Process name ends with wscript.exe OR cscript.exe: This part identifies processes that are specifically wscript.exe or cscript.exe. These are executables used to run Windows Script Files (WSF) or command scripts (.bat, .cmd) respectively.

Parent Process name ends with: This specifies different parent processes that the rule considers suspicious.

When to enable this rule:

Enable this rule when the user wants to detect malicious macro execution or spearphishing attempts. This rule identifies suspicious activity where a Microsoft Office application (Word, Excel, PowerPoint, etc.) launches Windows Script Host (cscript.exe or wscript.exe).

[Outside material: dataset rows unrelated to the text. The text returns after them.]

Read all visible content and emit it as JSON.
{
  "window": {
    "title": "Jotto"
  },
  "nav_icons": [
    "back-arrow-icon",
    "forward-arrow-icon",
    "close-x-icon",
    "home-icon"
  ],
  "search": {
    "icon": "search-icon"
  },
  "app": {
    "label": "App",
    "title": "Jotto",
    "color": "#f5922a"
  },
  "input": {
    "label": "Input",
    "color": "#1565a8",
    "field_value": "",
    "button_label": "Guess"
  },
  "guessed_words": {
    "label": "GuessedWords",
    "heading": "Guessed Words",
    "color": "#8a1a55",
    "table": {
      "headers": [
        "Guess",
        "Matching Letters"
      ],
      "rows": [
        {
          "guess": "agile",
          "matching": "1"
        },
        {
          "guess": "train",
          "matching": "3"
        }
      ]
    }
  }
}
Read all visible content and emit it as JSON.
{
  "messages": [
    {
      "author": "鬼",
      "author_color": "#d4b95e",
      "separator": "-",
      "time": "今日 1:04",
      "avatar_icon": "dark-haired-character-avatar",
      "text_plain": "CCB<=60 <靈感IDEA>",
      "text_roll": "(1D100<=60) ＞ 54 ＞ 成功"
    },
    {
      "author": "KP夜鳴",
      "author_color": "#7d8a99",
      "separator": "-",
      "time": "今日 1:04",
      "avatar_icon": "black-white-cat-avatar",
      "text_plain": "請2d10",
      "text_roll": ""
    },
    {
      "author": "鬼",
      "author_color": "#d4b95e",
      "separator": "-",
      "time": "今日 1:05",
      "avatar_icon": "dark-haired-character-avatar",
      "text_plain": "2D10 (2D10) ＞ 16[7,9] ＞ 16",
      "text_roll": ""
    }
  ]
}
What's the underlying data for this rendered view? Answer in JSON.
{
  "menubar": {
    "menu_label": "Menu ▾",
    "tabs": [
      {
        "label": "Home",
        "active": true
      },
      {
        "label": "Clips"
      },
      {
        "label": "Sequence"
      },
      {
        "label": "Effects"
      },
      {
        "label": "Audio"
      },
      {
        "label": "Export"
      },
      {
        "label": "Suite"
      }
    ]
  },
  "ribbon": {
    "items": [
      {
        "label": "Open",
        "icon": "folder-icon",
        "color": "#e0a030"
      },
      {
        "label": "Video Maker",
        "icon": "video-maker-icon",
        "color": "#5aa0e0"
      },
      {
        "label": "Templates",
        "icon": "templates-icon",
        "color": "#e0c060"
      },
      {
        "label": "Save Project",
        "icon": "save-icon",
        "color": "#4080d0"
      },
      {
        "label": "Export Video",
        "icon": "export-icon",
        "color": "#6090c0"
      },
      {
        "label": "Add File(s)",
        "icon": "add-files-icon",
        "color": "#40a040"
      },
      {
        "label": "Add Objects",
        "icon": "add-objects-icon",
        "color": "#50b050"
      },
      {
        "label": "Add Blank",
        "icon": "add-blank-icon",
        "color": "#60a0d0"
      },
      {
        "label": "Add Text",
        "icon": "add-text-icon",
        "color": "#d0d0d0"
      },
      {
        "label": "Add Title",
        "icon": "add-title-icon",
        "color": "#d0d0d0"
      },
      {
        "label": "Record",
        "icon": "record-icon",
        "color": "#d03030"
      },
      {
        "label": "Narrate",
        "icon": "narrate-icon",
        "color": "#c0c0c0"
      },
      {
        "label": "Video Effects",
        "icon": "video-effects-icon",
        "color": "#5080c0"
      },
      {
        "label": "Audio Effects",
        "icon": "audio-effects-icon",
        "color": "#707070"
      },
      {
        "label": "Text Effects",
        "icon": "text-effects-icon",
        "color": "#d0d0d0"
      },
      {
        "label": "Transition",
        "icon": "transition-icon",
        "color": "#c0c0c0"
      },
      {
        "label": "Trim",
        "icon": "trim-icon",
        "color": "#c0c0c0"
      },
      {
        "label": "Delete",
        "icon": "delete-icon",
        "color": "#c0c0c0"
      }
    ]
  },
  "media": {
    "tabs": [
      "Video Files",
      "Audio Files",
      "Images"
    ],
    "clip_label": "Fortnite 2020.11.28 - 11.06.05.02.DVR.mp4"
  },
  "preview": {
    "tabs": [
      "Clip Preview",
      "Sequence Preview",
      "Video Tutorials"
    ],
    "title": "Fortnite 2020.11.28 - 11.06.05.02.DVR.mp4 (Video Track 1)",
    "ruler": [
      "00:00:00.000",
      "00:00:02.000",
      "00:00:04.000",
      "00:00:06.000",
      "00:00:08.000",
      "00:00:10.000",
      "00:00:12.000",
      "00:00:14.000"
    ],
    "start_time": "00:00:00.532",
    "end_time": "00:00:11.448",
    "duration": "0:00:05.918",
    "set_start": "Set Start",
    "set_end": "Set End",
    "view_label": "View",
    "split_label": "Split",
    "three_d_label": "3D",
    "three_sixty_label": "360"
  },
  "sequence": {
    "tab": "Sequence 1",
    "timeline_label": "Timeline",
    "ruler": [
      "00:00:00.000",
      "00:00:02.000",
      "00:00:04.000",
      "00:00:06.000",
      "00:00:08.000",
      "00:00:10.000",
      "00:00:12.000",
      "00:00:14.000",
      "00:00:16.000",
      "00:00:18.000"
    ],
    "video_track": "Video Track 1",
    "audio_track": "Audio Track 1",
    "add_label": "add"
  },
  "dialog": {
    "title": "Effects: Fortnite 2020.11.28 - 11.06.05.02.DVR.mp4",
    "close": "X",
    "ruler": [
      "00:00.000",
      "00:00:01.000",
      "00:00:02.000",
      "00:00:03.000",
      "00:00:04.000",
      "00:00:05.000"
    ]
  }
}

While Office can use scripts for legitimate purposes, directly launching WSH is uncommon and might indicate malicious code hidden within macros or attachments trying to execute undetected.

Compliance mapping (NIST, CIS):

Enabling this rule will help you comply with the below security standards' requirements:

NIST Cybersecurity Framework (CSF):

• DE.AE-1: Anomalies and Events - Detecting unusual activity that could indicate cybersecurity events, including non-standard parent-child process relationships.
• DE.CM-1: Monitoring Network and Physical Environments - Monitoring systems for signs of unauthorized access or anomalous behavior, such as unexpected parent processes.

CIS Control:

• Control 8 (Malware Defense): Preventing and defending against the execution of malicious code at multiple points in the enterprise, which includes monitoring for and responding to suspicious process spawning.
• Control 6 (Maintenance, Monitoring, and Analysis of Audit Logs): Collecting, managing, and analyzing audit logs to detect unusual activities and indications of potential security incidents, including logs that could signal unauthorized process spawning.

Next steps:

Upon triggering this alert, the following actions can be taken:

• Identification: Mark this alert as a part of an existing incident or initiate a new incident. Assigning the incident to an analyst for in-depth examination.
• Analysis: Conduct an impact investigation and thoroughly analyze the degree of compromise utilizing the Incident Workbench to gain insights into the threat's severity.
• Response: Initiate automated workflow execution to swiftly terminate the identified malicious process, leveraging Workflows for prompt mitigation.